CHINATOWN — Chinatown’s pervasive street puddles pose health and quality-of-life problems in the bustling neighborhood and need to be addressed more effectively by the city, a group of local officials said Friday.

State Sen. Daniel Squadron called on the Department of Transportation to fix the fetid pools, which don’t regularly drain, giving Chinatown a reputation for uncleanliness and driving away business, he said.

Squadron released a report Friday on the “ponding” problem — water pooling in the streets, near the curb — citing a whopping 93 separate puddles he found during the first two weeks of August throughout the neighborhood that didn’t drain a full two days after rainfall.

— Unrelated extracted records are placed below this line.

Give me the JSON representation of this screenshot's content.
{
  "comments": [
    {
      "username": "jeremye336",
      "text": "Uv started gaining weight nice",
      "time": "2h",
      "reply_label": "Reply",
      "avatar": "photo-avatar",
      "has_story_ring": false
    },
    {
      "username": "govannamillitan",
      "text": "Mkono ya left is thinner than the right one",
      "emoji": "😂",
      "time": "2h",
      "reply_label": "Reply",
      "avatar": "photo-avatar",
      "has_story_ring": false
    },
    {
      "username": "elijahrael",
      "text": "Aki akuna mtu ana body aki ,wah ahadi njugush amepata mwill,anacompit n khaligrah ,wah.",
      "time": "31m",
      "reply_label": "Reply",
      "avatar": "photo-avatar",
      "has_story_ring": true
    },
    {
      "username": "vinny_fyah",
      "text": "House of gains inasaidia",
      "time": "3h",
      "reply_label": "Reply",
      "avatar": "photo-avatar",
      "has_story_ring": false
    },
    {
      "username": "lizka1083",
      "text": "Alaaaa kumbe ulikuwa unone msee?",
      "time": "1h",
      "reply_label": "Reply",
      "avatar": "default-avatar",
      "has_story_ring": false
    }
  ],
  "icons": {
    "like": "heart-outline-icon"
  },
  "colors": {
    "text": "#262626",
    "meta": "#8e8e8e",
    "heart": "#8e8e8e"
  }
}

The report singled out five block — along Mulberry, Mott, Elizabeth, Bayard and Baxter streets — as having a particularly high concentration of ponding.

The senator, joined by Councilwoman Margaret Chin and other Chinatown officials, said persistent ponding discourages people from coming to the neighborhood and poses a risk to pedestrians trying to navigate the odorous pools, which often collect refuse and other dirty street liquids. The standing water also seeps into the roadbed, creating larger potholes, he added.

“It sinks,” Squadron said, at a press conference in Columbus Park Friday. “It’s a real drain on the quality of life of the community.”

The senator asked that the city create a specific 311 category for ponding, to develop a more effective system for recording and tracking repair requests.

“No one knows what to do about it,” Squadron said, referring to his report, which found that more than half of respondents surveyed about the issue did not know who to contact or that reporting the problem was even possible.

The DOT said it does respond to complaints about ponding and will fix any road defects whenever possible. If the pool requires significant draining or the addition of a catch basin, the agency refers the matter to the Department of Environmental Protection, a DOT spokesman said.

A spokesman from the city's Department of Information Technology and Telecommunications added that 311 does currently take complaints about ponding — approximately 2,000 to 3,000 per year citywide — and usually routes them to DEP for inspection. If the agency finds a road defect, it will refer the issue to DOT for repair.

Nearly three-quarters of survey respondents in the report said the nasty puddles negatively impacted their shopping or eating experiences.

“It really is a health issue as well,” said Chris Kui, executive director of Asian Americans for Equality, noting that the pools attract street runoff as well as including mosquitoes and other insects. “We want to make sure that these holes get filled.”

The report was released just days after the City Council unanimously approved the formation of a Chinatown Business Improvement District, which would be responsible for street cleaning and other beautification efforts in the community.

“We’re trying to build Chinatown to make it brighter and cleaner,” said Chin, a big proponent of the BID. “We got to find a solution to this problem.”

Community Board 3 district manager Susan Stetzer, who was also on hand at the press conference, said fixing the puddles has been one of the board’s budget priorities for years.

“People can’t get where they’re going,” she said of the effect on residents and tourists, who local merchants rely heavily on for business.

Squadron was quick to note that it’s ultimately the city’s responsibility to repair poor road conditions.

“The idea of, ‘Oh, that’s just Chinatown’ is unacceptable,” he said.